Immunodeficient mice (RAG1-/- and NSG mice), hepatic metastases model, flow cytometry, ELISA, immunofluorescence and western blotting, transmission electron microscopy.

Results

RAG1-/- mice containing an exaggerated NK cell population and function but no T or B cells die unlike wild type (WT) mice with HDIL-2 alone. Systemic autophagy was detected by autophagosome (TEM) and LC3-II (Immunofluorescence and western blot) in the lung, liver and kidney. Pre-treatment with the autophagy inhibitor chloroquine (CQ) mediated a modest protective effect, while NK elimination completely abrogates toxicity, associated with dramatically reduced serum HMGB1 and IL-6 levels. Adoptive transfer of WT B6 splenocytes with NK depletion can partially rescue the effects, with an enhanced population of CD3+CD4+CD25+ Tregs.
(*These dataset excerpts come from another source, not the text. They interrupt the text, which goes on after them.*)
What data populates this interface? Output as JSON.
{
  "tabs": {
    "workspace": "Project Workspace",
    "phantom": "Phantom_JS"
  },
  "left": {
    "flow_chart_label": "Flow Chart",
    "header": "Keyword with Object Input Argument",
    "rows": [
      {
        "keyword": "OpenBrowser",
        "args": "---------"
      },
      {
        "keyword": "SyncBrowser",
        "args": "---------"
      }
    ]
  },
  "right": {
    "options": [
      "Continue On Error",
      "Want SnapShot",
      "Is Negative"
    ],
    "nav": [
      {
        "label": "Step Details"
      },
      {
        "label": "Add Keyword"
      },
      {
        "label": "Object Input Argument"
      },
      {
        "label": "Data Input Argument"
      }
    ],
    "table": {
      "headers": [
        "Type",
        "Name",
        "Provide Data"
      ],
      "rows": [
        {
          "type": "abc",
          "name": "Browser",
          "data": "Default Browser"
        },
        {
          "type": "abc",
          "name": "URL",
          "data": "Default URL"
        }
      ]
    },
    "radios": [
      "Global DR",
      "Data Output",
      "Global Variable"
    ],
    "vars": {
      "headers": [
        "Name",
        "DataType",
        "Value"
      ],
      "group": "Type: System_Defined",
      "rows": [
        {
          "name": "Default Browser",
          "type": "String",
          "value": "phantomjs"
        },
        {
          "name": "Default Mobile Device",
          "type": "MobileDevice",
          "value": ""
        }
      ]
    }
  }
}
Additionally, NSG mice adoptively transferred with RAG1-/- mice splenocytes display dose-dependent toxicity, assessed by relative lung weight and edema(H&E staining), serum HMGB1 and sRAGE (a novel indicator of toxicity and cancer prognosis) level and LC3 punctae formation. IL-2/18 combination which kills WT B6 mice, but NK elimination allows survival. NK cells generated from precursors show similar activated status but less mature phenotypes. Notably, anti-HMGB1 neutralizing antibodies can partly abrogate the severe syndrome of RAG mice, suggesting that HMGB1 may be essential to IL-2 toxicity. NKH mice lacking HMGB1 using floxed HMGB1 mice backcrossed into NKp46-cre mice specifically are viable, demonstrating that NK HMGB1 is required for systemic toxicity.

Conclusions

IL-2 immunotherapy induces a “systemic autophagic” toxicity. The autophagy inhibitor, chloroquine, as well as administration of the HMGB1 neutralizing antibody, NK abolishment, or depletion of HMGB1 solely in NK cells promotes protection from IL-2 lethality. Thus, HMGB1 mediates the toxicity of IL-2 administration and possibly other immunotherapies.